Pourtant ce n'était pas la première fois que j'assistais à ces genres de scène. Mon métier de photographe fait que j'ai plusieurs fois assisté à ça mais je n’étais jamais autant affecté. Peut-être que cette fois ci le fait qu’il s'agissait de ma petite sœur, le «xorom» - le sel de la maison, je me suis senti plus concerné.


Bref, je n’ai pas tout étalé ici et les émotions restent encore en moi même au moment où j'écris ce texte j’en ai les larmes aux yeux encore. On me répétera certainement cette phrase que je déteste tant «Goor dou gawa dioy» qui est tout mon contraire. 

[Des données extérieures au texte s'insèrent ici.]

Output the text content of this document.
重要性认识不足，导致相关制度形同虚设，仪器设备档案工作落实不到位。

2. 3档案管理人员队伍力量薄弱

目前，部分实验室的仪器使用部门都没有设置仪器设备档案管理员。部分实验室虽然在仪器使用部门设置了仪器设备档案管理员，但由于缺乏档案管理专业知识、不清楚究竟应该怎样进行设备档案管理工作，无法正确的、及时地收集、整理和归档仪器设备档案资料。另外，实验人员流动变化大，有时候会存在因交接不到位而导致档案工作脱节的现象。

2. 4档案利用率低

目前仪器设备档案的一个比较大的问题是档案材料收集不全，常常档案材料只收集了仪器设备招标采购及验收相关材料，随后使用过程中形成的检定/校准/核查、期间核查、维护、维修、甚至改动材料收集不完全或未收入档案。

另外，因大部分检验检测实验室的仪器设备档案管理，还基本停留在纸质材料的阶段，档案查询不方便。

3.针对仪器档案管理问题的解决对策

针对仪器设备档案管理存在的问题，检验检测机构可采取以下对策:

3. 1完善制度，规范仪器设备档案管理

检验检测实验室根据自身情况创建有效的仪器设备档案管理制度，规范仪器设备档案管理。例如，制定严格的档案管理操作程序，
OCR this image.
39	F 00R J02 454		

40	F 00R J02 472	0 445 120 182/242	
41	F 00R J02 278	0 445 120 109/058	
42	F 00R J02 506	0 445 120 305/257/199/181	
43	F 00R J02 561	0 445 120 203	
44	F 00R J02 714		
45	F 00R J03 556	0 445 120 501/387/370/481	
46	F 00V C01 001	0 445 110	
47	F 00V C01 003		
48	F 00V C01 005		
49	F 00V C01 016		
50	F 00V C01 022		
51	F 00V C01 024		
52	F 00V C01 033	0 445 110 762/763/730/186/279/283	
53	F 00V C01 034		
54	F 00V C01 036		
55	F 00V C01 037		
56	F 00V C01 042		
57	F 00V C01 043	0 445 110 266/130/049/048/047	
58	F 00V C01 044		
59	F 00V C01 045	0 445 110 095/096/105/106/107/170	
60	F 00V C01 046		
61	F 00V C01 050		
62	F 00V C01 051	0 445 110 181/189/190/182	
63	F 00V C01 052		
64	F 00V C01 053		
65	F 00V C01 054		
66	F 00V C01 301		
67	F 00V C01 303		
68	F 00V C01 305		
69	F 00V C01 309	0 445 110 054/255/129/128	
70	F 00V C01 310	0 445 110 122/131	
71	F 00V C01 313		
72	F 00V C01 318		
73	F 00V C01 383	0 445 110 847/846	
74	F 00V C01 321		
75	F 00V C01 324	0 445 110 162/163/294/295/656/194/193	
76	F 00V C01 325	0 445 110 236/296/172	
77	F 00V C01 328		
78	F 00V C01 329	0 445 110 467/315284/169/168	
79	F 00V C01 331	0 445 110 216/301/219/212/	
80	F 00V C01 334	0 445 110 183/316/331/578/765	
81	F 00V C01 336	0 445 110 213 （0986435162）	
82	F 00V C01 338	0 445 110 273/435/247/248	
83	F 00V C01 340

Et voilà parlons de  «Goor» même l'homme. Saviez-vous que pendant tout ce temps où le poids du mariage et de la société est expliqué à la femme, l'homme se met en dielaba avec comme consigne de ne rien porter en dessous, entouré de ses amis en général en essayant d'imaginer comment cette nuit sera succulente et très pimentée pour lui. On lui conseille juste de ne pas laisser sa femme s'asseoir en premier sur le lit sinon il perdrait tous les combats de nuit et de mettre en premier le «lakh» - le bouilli de blé avec son coulis de lait caillé, sur le visage de sa femme pour imposer sa virilité pendant le mariage.


En effet, pendant que tout le poids et les contours du mariage sont expliqués à la mariée avec toute la pression qui y en est inhérente; en aucun moment l'homme n'eût ce même poids. À l’homme, il ne lui est expliqué quoi que ce soit. Bien au contraire, il attend avec tout sourire et excitation sa nuit paradisiaque qui l'attend. Ce que je trouve totalement inégal. Dès le départ, tout le poids du mariage repose sur l'épaule de la femme bien que notre société ne cesse de nous rappeler que l'homme est le chef de la maison.


Pourquoi ne laissons nous pas l'homme vivre  la même chose que sa femme. Que ses tontons, tata, nidiaye et autres convives se mettent autour de lui pour rappeler autant qu’à la femme les principes du mariage. 


C'était juste un cri de cœur dont je devais me libérer.